Sometimes, updates are awful. They break things, they undo configuration options you were sure you had set at some point in the past (either resetting them to defaults or removing them entirely).

I updated my Arch install for the second time in two days in the hopes that some minor bugs would be resolved (more on that in another post), but I hadn’t noticed that Firefox was included in the update list (version 42 to 43). Sadly, not only did this break Firefox’s appearance using oxygen-gtk, but it also broke HTML5 video. Every video on Youtube refused to load following the updates unless Flash was enabled (I have it disabled), and I couldn’t figure out why. A new profile proved somewhat useful: Youtube would work–unless I copied my old profile over in bits and pieces.

After about a half hour of exploring, I found that the culprit was actually in the profile’s prefs.js. In particular, because I had found some instructions on enabling HTML5 under Linux, apparently there were some configuration options that are no longer used and conflict with Firefox 43, which enables many of these by default.

If you encounter a similar problem, the fix should be relatively easy. Simply remove:

user_pref("media.fragmented-mp4.exposed", true);
user_pref("media.fragmented-mp4.gmp.enabled", true);

From your prefs.js, restart Firefox, and verify that it still works. If not, try removing all of the media.* preferences. If that still doesn’t work and you’re a user of FlashBlock, try uninstalling it and removing any residual preferences (also from prefs.js).

I used to recommend using FlashBlock in combination with NoScript to reduce the browser’s attack surface, but as fewer and fewer sites I encounter actively use Flash, I find that disabling the plugin (settings, addons, plugins) works best for me. Unfortunately, the author included a new feature to block HTML5 video by default, and I’ve found that it tends to cause breakage with some sites, most notably Youtube. Since then, I’ve had the plugin disabled, but as I no longer have a need for it, why keep it around?

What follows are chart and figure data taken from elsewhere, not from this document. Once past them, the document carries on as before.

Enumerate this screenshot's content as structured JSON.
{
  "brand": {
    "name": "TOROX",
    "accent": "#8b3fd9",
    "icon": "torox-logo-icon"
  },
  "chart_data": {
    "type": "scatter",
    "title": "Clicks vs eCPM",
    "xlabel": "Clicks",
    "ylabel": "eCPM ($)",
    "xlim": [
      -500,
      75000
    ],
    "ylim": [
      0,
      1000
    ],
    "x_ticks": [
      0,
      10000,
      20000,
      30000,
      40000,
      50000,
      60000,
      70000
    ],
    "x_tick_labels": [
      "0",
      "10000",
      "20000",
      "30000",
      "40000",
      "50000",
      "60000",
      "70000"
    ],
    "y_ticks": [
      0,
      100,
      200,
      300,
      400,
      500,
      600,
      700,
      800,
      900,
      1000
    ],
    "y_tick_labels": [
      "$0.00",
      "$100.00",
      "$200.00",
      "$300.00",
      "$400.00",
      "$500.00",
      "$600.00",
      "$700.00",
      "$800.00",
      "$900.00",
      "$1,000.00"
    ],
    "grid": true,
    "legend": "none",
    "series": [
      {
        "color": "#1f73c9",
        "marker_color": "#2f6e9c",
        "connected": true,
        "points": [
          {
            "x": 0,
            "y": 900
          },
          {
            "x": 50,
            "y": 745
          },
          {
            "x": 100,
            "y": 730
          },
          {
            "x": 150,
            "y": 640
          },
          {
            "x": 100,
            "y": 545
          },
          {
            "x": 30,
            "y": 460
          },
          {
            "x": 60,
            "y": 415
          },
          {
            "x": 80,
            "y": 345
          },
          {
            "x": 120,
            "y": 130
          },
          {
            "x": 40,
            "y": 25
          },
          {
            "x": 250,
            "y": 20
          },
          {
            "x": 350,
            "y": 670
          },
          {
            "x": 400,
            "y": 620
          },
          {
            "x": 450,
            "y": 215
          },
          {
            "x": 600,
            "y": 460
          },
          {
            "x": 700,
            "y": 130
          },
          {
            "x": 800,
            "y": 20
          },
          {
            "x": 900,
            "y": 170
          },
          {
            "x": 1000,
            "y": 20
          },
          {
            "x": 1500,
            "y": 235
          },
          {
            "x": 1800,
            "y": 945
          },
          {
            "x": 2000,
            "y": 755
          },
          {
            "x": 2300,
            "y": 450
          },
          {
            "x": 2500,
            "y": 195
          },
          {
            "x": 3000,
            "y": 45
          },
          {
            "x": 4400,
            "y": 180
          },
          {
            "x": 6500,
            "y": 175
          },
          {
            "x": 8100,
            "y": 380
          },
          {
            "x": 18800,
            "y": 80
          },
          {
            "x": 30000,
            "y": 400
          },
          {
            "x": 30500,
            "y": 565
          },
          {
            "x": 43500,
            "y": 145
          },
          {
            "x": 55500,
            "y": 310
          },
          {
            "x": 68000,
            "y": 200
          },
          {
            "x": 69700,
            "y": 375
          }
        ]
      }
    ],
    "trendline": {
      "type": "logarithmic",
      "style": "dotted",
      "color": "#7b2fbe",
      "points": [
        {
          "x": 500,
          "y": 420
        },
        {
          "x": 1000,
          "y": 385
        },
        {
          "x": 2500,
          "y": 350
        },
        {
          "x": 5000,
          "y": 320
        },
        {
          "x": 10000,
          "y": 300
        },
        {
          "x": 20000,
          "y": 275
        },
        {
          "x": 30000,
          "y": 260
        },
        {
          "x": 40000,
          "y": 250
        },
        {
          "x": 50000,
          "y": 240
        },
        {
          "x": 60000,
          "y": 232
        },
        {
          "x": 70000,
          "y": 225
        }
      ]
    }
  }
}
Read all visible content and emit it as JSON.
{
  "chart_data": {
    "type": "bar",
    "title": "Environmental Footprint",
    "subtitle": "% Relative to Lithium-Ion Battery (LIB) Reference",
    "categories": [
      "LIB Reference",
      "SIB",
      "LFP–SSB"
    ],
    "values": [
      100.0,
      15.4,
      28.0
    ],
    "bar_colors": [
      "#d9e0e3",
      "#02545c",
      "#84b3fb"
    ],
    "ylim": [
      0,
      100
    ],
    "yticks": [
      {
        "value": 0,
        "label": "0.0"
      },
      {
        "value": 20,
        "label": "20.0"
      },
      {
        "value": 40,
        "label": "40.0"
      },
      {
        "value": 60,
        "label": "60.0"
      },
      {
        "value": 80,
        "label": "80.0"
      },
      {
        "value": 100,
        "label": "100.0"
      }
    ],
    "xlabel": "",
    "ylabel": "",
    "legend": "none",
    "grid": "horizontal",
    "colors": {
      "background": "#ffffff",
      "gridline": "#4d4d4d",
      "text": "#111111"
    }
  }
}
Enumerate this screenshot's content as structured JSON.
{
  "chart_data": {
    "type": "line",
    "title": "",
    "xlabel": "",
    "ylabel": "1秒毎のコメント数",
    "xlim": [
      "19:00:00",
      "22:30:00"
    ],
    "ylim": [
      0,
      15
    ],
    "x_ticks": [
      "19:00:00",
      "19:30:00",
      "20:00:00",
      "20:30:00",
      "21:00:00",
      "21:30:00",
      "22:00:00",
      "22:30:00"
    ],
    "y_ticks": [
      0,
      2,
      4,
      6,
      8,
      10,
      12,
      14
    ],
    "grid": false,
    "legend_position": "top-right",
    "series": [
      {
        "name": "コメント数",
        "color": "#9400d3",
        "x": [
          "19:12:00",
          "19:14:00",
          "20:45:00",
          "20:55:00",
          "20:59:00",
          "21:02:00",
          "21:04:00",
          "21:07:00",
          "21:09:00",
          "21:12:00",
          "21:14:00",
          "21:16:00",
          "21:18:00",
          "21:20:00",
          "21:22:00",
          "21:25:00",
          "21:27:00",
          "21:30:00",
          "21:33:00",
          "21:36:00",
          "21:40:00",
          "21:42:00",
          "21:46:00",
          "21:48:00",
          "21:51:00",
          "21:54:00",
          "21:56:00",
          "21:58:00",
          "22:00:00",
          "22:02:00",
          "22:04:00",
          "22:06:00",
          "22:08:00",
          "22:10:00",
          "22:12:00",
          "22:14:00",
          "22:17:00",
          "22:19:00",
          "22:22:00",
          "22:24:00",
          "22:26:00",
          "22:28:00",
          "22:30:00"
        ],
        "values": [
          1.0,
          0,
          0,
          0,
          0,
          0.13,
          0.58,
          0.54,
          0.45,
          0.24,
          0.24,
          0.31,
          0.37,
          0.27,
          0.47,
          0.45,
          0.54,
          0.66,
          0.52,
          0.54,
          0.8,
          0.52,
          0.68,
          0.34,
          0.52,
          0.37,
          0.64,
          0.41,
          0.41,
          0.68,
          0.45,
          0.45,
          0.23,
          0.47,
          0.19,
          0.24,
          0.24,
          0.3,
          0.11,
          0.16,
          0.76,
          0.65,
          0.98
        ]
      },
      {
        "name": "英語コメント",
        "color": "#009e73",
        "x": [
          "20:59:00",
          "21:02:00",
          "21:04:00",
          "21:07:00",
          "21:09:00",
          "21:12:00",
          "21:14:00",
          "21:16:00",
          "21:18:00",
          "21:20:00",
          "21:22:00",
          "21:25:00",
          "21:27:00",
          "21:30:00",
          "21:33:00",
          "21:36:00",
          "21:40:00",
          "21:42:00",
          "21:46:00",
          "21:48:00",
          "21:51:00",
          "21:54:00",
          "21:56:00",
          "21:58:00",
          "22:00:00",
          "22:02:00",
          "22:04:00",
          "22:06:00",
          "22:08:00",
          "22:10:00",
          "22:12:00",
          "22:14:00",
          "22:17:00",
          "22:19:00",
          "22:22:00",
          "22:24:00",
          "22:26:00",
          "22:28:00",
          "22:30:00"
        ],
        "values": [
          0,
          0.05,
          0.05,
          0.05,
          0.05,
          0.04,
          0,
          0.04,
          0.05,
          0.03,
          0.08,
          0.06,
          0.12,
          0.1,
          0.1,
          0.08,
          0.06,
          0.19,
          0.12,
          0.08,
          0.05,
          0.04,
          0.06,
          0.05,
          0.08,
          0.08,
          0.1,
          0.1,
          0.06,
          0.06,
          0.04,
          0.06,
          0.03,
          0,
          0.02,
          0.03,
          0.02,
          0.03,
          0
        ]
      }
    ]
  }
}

Hopefully, if you’ve encountered a similar problem with HTML5 video, the suggested fixes here will work for you. If not, feel free to leave a comment or pester me on Twitter (@zancarius).

(I still haven’t gotten Firefox 43 to play nicely with oxygen-gtk3, so I may eventually consider abandoning the theme–though I find breeze-gtk still contains a variety of display bugs that make it unpleasant to use.)